(59g) Regulating Malonyl-CoA Metabolism Via Synthetic Antisense RNAs for Enhanced Biosynthesis of Natural Products

Authors: 
Yang, Y., University of Georgia
Lin, Y., the University of Georgia
Yan, Y., University of Georgia

Malonyl-CoA is not only a critical precursor for fatty acid biosynthesis, but also serves as an essential building block of natural products such as coumarins, flavonoids, and other polyketides. Its biosynthesis is tightly regulated and its intracellular concentration is usually controlled at low levels, which poses a great challenge to biosynthesize malonyl-CoA derived molecules via metabolic engineering.
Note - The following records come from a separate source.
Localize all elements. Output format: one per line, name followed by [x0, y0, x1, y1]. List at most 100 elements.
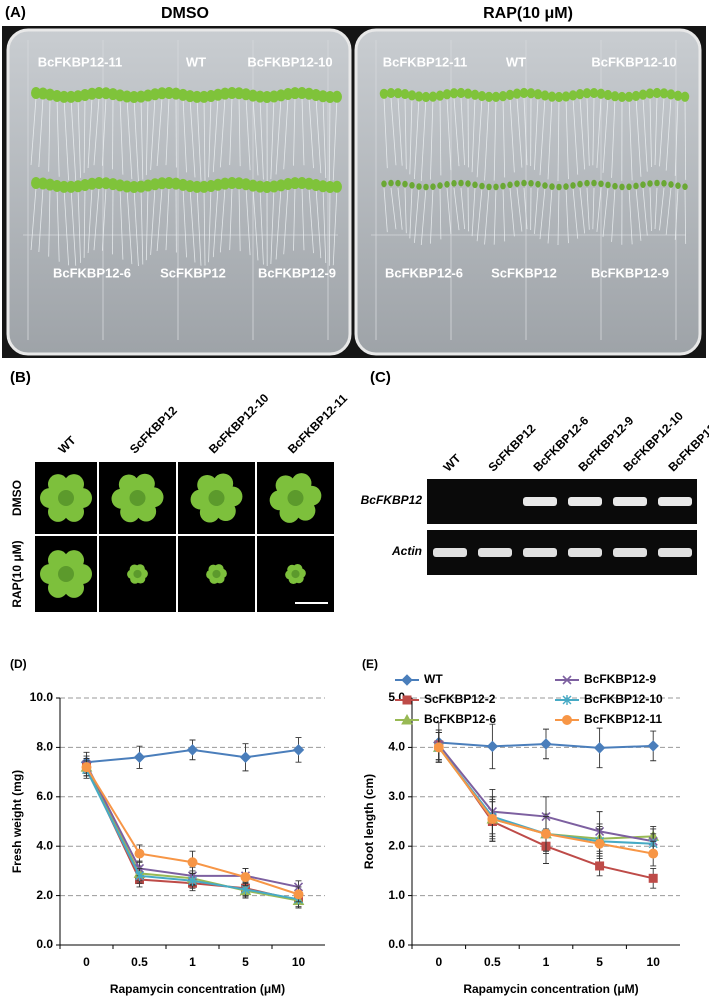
x-axis-label: Rapamycin concentration (μM) — [463, 982, 638, 996]
legend-marker — [562, 695, 572, 705]
root — [572, 187, 579, 239]
root — [196, 187, 202, 266]
leaf — [472, 181, 478, 189]
root — [665, 187, 672, 235]
y-tick-label: 8.0 — [36, 740, 53, 754]
leaf — [470, 89, 480, 100]
leaf — [393, 88, 403, 99]
leaf — [395, 179, 401, 187]
leaf — [519, 87, 529, 99]
leaf — [507, 181, 513, 189]
column-label: BcFKBP12-11 — [285, 391, 350, 456]
root — [592, 187, 595, 230]
y-tick-label: 2.0 — [388, 838, 405, 852]
root — [283, 187, 289, 255]
root — [270, 187, 275, 264]
x-tick-label: 0.5 — [131, 955, 148, 969]
root — [674, 97, 679, 176]
root — [390, 187, 397, 230]
root — [293, 97, 296, 166]
plate-label: ScFKBP12 — [160, 265, 226, 280]
leaf — [449, 88, 459, 99]
root — [534, 97, 539, 170]
root — [579, 97, 586, 170]
x-tick-label: 1 — [543, 955, 550, 969]
band — [613, 497, 647, 506]
root — [56, 187, 60, 262]
root — [397, 187, 403, 230]
leaf — [133, 569, 142, 579]
root — [93, 187, 100, 251]
marker — [486, 740, 499, 753]
leaf — [416, 183, 422, 190]
band — [478, 548, 512, 557]
leaf — [428, 91, 438, 102]
root — [439, 97, 442, 176]
root — [509, 97, 515, 173]
root — [659, 97, 665, 167]
band — [568, 548, 602, 557]
leaf — [584, 179, 590, 187]
root — [38, 97, 44, 168]
marker — [593, 742, 606, 754]
root — [539, 97, 546, 176]
plate-label: BcFKBP12-9 — [591, 265, 669, 280]
leaf — [64, 550, 84, 571]
root — [414, 97, 420, 179]
leaf — [589, 87, 599, 99]
root — [145, 187, 149, 261]
leaf — [215, 501, 236, 522]
root — [322, 97, 327, 179]
leaf — [291, 569, 300, 579]
row-label: Actin — [391, 544, 422, 558]
band — [433, 548, 467, 557]
x-axis-label: Rapamycin concentration (μM) — [110, 982, 285, 996]
root — [229, 187, 233, 251]
marker — [292, 744, 305, 756]
column-label: ScFKBP12 — [485, 421, 538, 474]
leaf — [212, 569, 221, 579]
leaf — [591, 179, 597, 187]
rosette-photos: WT ScFKBP12 BcFKBP12-10 BcFKBP12-11 DMSO RAP(… — [10, 391, 350, 612]
root — [63, 187, 69, 266]
root — [252, 97, 259, 176]
band — [568, 497, 602, 506]
leaf — [526, 88, 536, 99]
column-label: WT — [55, 433, 79, 457]
marker — [648, 848, 659, 859]
marker — [240, 872, 251, 883]
root — [275, 187, 282, 260]
root — [308, 97, 314, 169]
root — [453, 187, 460, 231]
root — [332, 187, 338, 266]
root — [30, 97, 37, 166]
root — [654, 97, 658, 166]
root — [654, 187, 658, 230]
leaf — [491, 91, 501, 102]
root — [397, 97, 403, 166]
y-tick-label: 1.0 — [388, 888, 405, 902]
legend-marker — [401, 674, 413, 686]
panel-label: (B) — [10, 369, 31, 386]
leaf — [402, 180, 408, 188]
root — [259, 97, 264, 180]
leaf — [561, 91, 571, 102]
root — [484, 97, 490, 181]
plate-label: BcFKBP12-10 — [591, 54, 676, 69]
root — [665, 97, 672, 171]
leaf — [227, 87, 237, 100]
leaf — [157, 177, 167, 190]
root — [502, 187, 506, 242]
marker — [293, 889, 304, 900]
root — [628, 97, 633, 181]
marker — [648, 873, 658, 883]
x-tick-label: 5 — [242, 955, 249, 969]
y-tick-label: 6.0 — [36, 789, 53, 803]
y-tick-label: 0.0 — [388, 937, 405, 951]
leaf — [652, 87, 662, 99]
leaf — [442, 89, 452, 100]
band — [658, 548, 692, 557]
marker — [188, 875, 197, 886]
y-tick-label: 2.0 — [36, 888, 53, 902]
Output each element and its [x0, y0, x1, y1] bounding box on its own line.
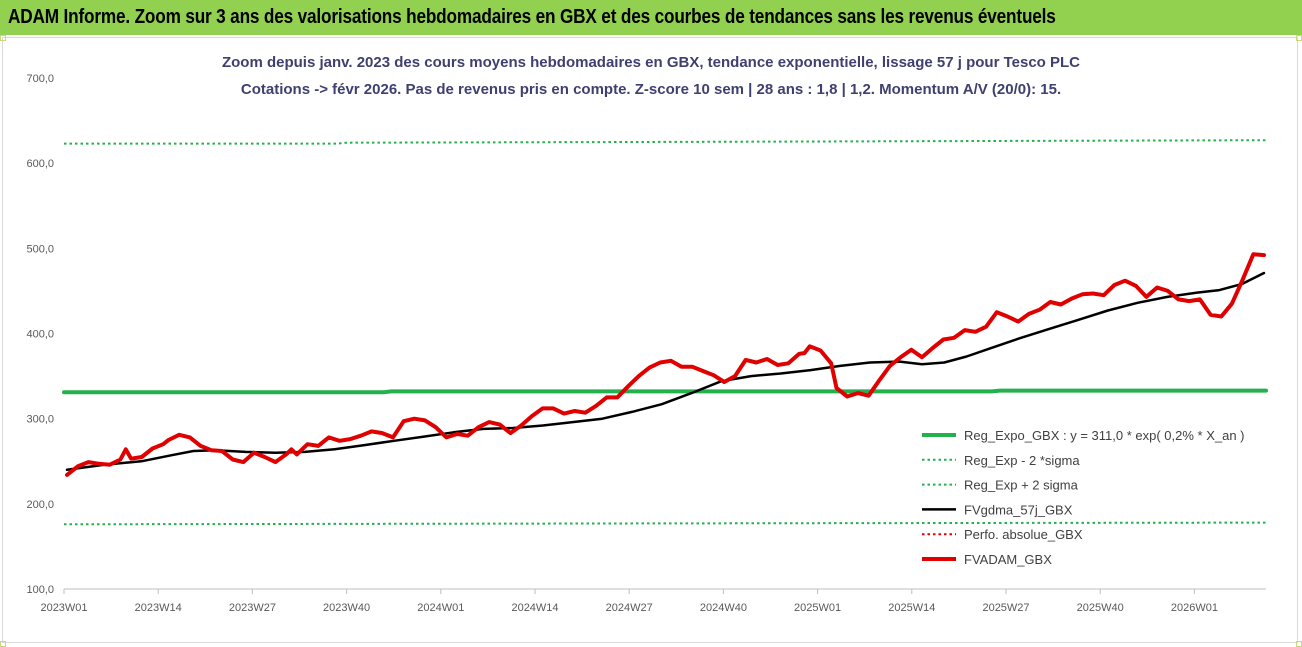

Previous efforts to increase malonyl-CoA availability were mainly focused on the overexpression of acetyl-CoA carboxylase, the enzyme responsible for the conversion of acetyl-CoA into malonyl-CoA. However, inactivation of its consumption pathway has not been achieved since the disruption of fatty acid biosynthesis would be lethal to the host cells. To overcome this limitation, we report an antisense RNA strategy to down-regulate fatty acid biosynthesis and reduce undesired malonyl-CoA consumption to support heterologous biosynthesis. To increase the stability of the antisense RNAs, we employed an artificial loop-stem structure, which was further optimized in terms of its length and binding position to maximize the interference efficiency. We observed the interference effects at transcriptional, translational, and metabolic levels. Furthermore, we used three heterologous biosynthetic pathways of polyketide compounds to test the applicability of this RNA-mediated down-regulating strategy. The results showed that this strategy greatly improved the biosynthesis of malonyl-CoA derived natural products. This work demonstrates that antisense RNA is an efficient synthetic biology tool to increase microbial production of economically and pharmaceutically valued compounds.